Bug a-bed
Sravya Darbhamulla
CN: Bed bugs, OCD
The ritual of the city to let the latch
To measure in exact
a night's meal
Leave one to the
Attentions - the vile anointments of
Pretty nymphs swollen red
Fed on three capillaries,
In the trisected night I delirious
Am aqua vitae
My bloodletting milk to an apple-seed fallen from Eve's apple
Bedborne in the very cradles of civilisation
Meenakshi supine and stymied
Bitten by urban mythos and watchful of
Fevers transmitted like facts
Is this the prettiest thing parasitic?
Me, bursting in blood, ripe
Me, craven, thirsty
Fear the crawling of time under my skin and in
Soft sibilant shadows
Chime chimera cimex cimetry symmetry
The ancient inevitability of the prey
Protocol
The administration of the anesthesia and the ambrosia
The rightful rent
The fallacy of comforters
In the sweet-sour spice of
Naphthalene - can I not choose my
One lie?
The Science
This poem alludes to the psychological impacts of living through an infestation of bed-bugs (Cimex lectularius), a sort of suspended nightmarish and feverish paranoia, which led to a cleaning obsession for me but may in severe cases escalate to compulsive behaviours and delusional parasitosis. Bites are often not immediately recognised due to anesthetic and anticoagulant properties in proteins injected into the victim, and feeding is, anecdotally, done via a three-fold cluster of bites termed ‘breakfast-lunch-dinner.’ The creature, by injecting the anticoagulant, keeps the blood from coagulating and defeats the body’s protective instinct to clot so that it can continue feeding. I draw a parallel to Meenakshi, a mythic figure who is born with three breasts and is told she will lose one when she meets her consort, to try to confer meaning to this episode, and also frame myself as a nurturer of the bedbug. These metaphors are intended to evoke the unsettling, othering quality of this experience and some sense of betrayal of the promise of ‘civilisation’. This hemophagic (i.e. blood-consuming) creature has co-evolved with humans and accompanies ‘civilisation’ from the cradle to the bedspread.

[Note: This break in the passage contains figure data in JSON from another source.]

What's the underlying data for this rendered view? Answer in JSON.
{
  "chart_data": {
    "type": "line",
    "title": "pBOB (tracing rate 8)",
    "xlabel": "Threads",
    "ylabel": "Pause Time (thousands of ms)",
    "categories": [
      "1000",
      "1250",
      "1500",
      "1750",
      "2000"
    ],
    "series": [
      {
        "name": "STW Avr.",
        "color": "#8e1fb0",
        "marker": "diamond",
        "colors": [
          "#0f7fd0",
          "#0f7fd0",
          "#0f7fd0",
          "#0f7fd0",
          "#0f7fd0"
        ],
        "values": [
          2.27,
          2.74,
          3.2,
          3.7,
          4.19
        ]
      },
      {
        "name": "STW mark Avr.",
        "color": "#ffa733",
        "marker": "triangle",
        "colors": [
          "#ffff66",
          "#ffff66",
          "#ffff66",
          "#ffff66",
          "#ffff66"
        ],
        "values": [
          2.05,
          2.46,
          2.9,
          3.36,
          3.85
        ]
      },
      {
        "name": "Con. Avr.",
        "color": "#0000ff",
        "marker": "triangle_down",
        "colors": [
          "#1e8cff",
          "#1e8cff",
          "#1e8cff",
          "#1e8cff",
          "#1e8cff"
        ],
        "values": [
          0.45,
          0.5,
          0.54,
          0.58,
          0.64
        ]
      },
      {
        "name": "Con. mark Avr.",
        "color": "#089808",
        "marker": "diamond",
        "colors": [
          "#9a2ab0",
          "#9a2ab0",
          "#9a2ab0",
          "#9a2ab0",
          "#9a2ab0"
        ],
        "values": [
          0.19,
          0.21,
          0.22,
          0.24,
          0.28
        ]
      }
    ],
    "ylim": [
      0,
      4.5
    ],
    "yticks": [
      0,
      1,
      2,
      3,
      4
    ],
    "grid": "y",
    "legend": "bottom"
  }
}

All the words in the line '‘Chime chimera cimex cimetry symmetry’ start with sibilant sounds, so I’m trying to evoke an uncomfortably soft sound like the rustling of a bedspread; along with keywords that my brain plays with – the chime of a doorbell, the chimeric nature of a safe space like the bed, cimex is the scientific name of the bed bug; cimetry as a misspelling / perversion of the cemetery or the grave (to parallel mentions of the cradle) and symmetry –life-death, feeder-fed upon, renter-landlord. The last few lines are a personal note - Naphthalene is the main component of mothballs, which are poisonous to humans but can’t keep bedbugs away. I tried to combat my anxiety with them but I was only harming myself.
The Poet
Sravya Darbhamulla is an Indian translator, writer and poet with a background in law and linguistics. She has previously worked as an archivist for the Archives at NCBS, a contemporary science history archives, where she started an institutional newsletter called the Silverfish. She has written reviews of literature intermediate between science and art for the British Society for Literature and Science and is interested in chemistry, geology, lepidopterology and all manner of interdisciplinary explorations.